Recently, an editorial in the Journal of the American Geriatrics Society cited “disease-mongering” of testosterone to men for conditions for which it is not approved. Increasingly low libido, obesity and other age-related changes are attributed to “Low T” or low testosterone.
This spring, I interviewed a coauthor of the editorial, Thomas Perls, a professor of medicine and director of the New England Centenarian Study at Boston Medical Center and Boston University School of Medicine. He defined disease-mongering as “inventing new broader definitions of a disease or even the invention of a disease in conjunction with widespread marketing to increase sales of specific drugs and therapies.”
True instances of testosterone deficiency such as hypogonadism are rare, he said, but “massive marketing campaigns” now claim that common middle-age symptoms like lack of energy, poor sleep and poor libido will respond to testosterone and the number of men labeled with Low T has skyrocketed. Hypogonadism, a condition that is legitimately treated with testosterone, was redefined and some of the consensus panels were sponsored by pharmaceutical companies making and marketing testosterone, he told me.
Both the FDA and Health Canada warn of an increased risk of blood clots in the legs and lungs from testosterone therapy. Cardiac rhythm disturbances like atrial fibrillation and symptoms of coronary artery disease are see in the patients on the hormone therapy and even violent behavior (“roid rage”) impulsiveness and suicide, Dr. Perls told me. Studies suggest dormant cancers can be accelerated or activated by testosterone stimulation.
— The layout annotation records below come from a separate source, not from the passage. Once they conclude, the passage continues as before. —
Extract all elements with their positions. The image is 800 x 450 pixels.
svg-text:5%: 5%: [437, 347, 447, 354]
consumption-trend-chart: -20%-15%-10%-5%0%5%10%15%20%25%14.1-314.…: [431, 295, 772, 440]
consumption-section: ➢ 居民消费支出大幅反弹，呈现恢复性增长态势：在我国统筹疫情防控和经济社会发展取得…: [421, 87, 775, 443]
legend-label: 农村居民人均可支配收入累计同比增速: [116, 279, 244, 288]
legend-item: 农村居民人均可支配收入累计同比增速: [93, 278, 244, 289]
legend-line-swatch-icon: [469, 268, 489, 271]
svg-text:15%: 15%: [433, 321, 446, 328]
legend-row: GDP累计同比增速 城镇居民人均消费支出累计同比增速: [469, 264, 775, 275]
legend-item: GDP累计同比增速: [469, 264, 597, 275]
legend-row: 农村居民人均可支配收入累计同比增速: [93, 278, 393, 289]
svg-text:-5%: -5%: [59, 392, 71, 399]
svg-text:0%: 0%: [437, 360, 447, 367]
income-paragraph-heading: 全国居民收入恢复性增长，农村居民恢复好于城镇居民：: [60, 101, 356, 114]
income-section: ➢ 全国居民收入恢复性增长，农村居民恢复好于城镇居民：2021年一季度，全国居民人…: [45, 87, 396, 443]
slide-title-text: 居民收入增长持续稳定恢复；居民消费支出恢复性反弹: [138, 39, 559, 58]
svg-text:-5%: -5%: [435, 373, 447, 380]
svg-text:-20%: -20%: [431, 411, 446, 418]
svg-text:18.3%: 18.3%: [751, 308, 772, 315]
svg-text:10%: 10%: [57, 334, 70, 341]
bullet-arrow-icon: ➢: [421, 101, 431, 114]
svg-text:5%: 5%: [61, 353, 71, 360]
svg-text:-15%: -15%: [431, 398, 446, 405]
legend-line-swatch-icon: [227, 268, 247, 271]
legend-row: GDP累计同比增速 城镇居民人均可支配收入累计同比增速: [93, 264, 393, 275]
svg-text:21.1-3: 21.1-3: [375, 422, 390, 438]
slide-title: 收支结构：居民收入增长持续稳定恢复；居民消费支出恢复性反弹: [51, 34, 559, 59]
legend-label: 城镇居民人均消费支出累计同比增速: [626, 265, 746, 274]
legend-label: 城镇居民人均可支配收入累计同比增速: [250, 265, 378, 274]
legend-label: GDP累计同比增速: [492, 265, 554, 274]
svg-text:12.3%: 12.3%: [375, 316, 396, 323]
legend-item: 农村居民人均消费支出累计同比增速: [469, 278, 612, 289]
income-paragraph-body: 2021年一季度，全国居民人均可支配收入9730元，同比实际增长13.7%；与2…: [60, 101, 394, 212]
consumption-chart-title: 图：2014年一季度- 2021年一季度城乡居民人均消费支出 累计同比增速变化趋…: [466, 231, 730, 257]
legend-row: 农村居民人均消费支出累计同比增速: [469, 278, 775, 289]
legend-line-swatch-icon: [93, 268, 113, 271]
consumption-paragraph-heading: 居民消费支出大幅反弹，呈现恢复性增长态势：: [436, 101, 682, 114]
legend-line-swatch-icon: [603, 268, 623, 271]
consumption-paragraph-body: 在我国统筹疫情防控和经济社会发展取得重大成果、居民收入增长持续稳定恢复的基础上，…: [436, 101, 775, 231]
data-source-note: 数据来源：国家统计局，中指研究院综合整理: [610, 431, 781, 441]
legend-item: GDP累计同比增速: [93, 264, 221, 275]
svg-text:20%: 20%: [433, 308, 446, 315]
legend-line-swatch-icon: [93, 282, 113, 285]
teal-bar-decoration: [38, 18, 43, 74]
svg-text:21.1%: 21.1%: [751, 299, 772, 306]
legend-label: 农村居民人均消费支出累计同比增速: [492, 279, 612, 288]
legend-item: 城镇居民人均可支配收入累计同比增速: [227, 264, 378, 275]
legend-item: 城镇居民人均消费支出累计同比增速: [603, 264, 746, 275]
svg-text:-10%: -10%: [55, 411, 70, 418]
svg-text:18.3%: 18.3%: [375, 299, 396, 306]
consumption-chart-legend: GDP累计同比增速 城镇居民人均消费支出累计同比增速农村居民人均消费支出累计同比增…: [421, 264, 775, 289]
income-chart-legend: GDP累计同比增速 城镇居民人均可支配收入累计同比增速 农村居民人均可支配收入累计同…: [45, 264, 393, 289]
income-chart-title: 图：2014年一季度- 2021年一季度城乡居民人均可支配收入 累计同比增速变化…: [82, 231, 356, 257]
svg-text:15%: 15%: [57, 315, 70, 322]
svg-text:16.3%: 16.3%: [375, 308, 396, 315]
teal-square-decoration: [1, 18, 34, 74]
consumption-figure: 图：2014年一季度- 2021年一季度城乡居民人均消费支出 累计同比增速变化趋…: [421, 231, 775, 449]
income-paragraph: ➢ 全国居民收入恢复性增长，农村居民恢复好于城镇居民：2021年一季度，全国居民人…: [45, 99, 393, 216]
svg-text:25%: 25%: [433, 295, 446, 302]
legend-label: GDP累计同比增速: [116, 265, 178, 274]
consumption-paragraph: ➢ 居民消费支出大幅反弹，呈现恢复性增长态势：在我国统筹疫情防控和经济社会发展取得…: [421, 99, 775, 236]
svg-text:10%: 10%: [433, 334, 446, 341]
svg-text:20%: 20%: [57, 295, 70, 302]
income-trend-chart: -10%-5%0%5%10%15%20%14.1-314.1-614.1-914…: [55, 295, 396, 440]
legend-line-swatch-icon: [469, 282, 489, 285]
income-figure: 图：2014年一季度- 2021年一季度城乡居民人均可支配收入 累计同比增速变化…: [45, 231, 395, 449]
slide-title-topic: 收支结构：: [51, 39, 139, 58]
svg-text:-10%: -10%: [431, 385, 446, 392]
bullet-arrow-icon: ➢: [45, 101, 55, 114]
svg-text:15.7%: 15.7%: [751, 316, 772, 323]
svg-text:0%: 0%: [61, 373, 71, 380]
Sales of testosterone products in the US were $2 billion in 2012.
Of course, everyone (except hormone hawkers) realizes that people lose hormones as they age, they do not age because they lose hormones. But there should be another level of outrage to this marketing: this whole sad scenario has unfolded before—twice, when addressed to women.
A bestselling book in 1966 called Feminine Forever by Robert A. Wilson, a Wyeth-funded gynecologist, told women they would be “flabby,” “shrunken,” “dull-minded,” and “desexed” unless they took hormone replacement therapy. “No woman can be sure of escaping the horror of this living decay,” he warned. A 1946 Smith, Kline and French ad in Psychosomatic Medicine actually calls electric shock and estrogenic therapy “fundamental measures” for menopause. Yes, you read that correctly.